The first scene that demonstrates these elements is the stabbing of Marion. Everything from the location to the positioning of characters in this scene add to the sense of vulnerability Hitchcock is trying to incorporate. Hitchcock’s motivation to set the scene during a shower comes from the degree of exposure being in a bathroom induces. In addition to her lowered guard, Marion’s sense of hearing is impaired due to the deafening sound of the shower, and her vision is limited by the presence of the shower curtain.
Timing is also key in this scene, and Hitchcock chooses to have her murderer enter while she has her back to the door, leaving her completely open to an attack. Due to the normality of Marion’s actions in the shower, all audiences can relate to her state of vulnerability, and therefore understand that there is a possibility of suffering the same fate as Marion.

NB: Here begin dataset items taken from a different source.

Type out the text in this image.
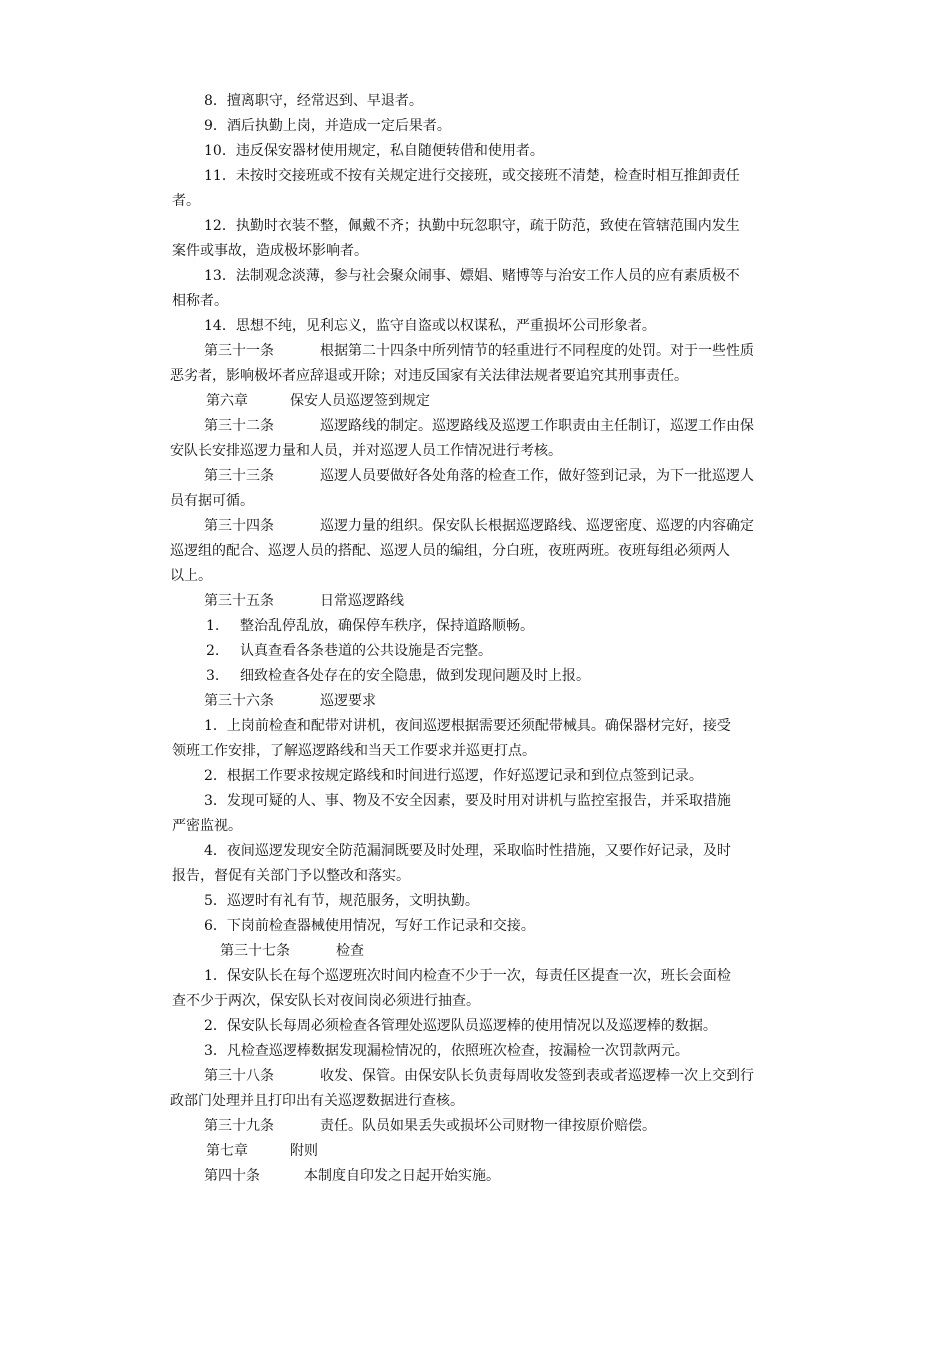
8．擅离职守，经常迟到、早退者。
9．酒后执勤上岗，并造成一定后果者。
10．违反保安器材使用规定，私自随便转借和使用者。
11．未按时交接班或不按有关规定进行交接班，或交接班不清楚，检查时相互推卸责任
者。
12．执勤时衣装不整，佩戴不齐；执勤中玩忽职守，疏于防范，致使在管辖范围内发生
案件或事故，造成极坏影响者。
13．法制观念淡薄，参与社会聚众闹事、嫖娼、赌博等与治安工作人员的应有素质极不
相称者。
14．思想不纯，见利忘义，监守自盗或以权谋私，严重损坏公司形象者。
第三十一条	根据第二十四条中所列情节的轻重进行不同程度的处罚。对于一些性质
恶劣者，影响极坏者应辞退或开除；对违反国家有关法律法规者要追究其刑事责任。
第六章	保安人员巡逻签到规定
第三十二条	巡逻路线的制定。巡逻路线及巡逻工作职责由主任制订，巡逻工作由保
安队长安排巡逻力量和人员，并对巡逻人员工作情况进行考核。
第三十三条	巡逻人员要做好各处角落的检查工作，做好签到记录，为下一批巡逻人
员有据可循。
第三十四条	巡逻力量的组织。保安队长根据巡逻路线、巡逻密度、巡逻的内容确定
巡逻组的配合、巡逻人员的搭配、巡逻人员的编组，分白班，夜班两班。夜班每组必须两人
以上。
第三十五条	日常巡逻路线
1. 整治乱停乱放，确保停车秩序，保持道路顺畅。
2. 认真查看各条巷道的公共设施是否完整。
3. 细致检查各处存在的安全隐患，做到发现问题及时上报。
第三十六条	巡逻要求
1．上岗前检查和配带对讲机，夜间巡逻根据需要还须配带械具。确保器材完好，接受
领班工作安排，了解巡逻路线和当天工作要求并巡更打点。
2．根据工作要求按规定路线和时间进行巡逻，作好巡逻记录和到位点签到记录。
3．发现可疑的人、事、物及不安全因素，要及时用对讲机与监控室报告，并采取措施
严密监视。
4．夜间巡逻发现安全防范漏洞既要及时处理，采取临时性措施，又要作好记录，及时
报告，督促有关部门予以整改和落实。
5．巡逻时有礼有节，规范服务，文明执勤。
6．下岗前检查器械使用情况，写好工作记录和交接。
第三十七条	检查
1．保安队长在每个巡逻班次时间内检查不少于一次，每责任区提查一次，班长会面检
查不少于两次，保安队长对夜间岗必须进行抽查。
2．保安队长每周必须检查各管理处巡逻队员巡逻棒的使用情况以及巡逻棒的数据。
3．凡检查巡逻棒数据发现漏检情况的，依照班次检查，按漏检一次罚款两元。
第三十八条	收发、保管。由保安队长负责每周收发签到表或者巡逻棒一次上交到行
政部门处理并且打印出有关巡逻数据进行查核。
第三十九条	责任。队员如果丢失或损坏公司财物一律按原价赔偿。
第七章	附则
第四十条	本制度自印发之日起开始实施。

Desperate vulnerability being one of the primary factors in scaring the audience, Hitchcock’s “Psycho” chooses to have a heavier reliance on a feeling of dread and anxiety. Hitchcock’s main method of incorporating dread is through the use of suspense by allowing viewers to see a threat before the characters do. While the character on screen is oblivious of the impending danger, the viewers are left on the edge of their seat, dreading the moment that they know will come soon. This foreshadowing of danger is only the catalyst for suspense, and its only through a build up of elements on set that allow Hitchcock to have audiences bracing for the climax. An example of Hitchcock’s implementation of suspense can be found during the stabbing of Arbogast.
Although the audience knows of the danger that lies on the Bates estate, Arbogast enters the house with his guard lowered, completely unaware of the looming threat. The house is dead silence, and the scene is accompanied by a track of eerie violin music. The camera pans to a top down view of Arbogast as he begins to ascend the stairs, the floor growing distant in the background. As this happens, the camera switches display the door slowly opening, signaling the presence of danger. At this point, viewers of the movie subconsciously understand that there will be a confrontation between the two, leaving only the timing of the encounter to question. Finally, the nerve wracking silence is broken by an accompaniment of screeching music and the quick approach of the murderer. Ultimately, while factors such as global events and generational issues may be subject to change over time, only by basing his film around basic human psychology, has Hitchcock succeeded in creating a film that can be enjoyed by such a diverse audience.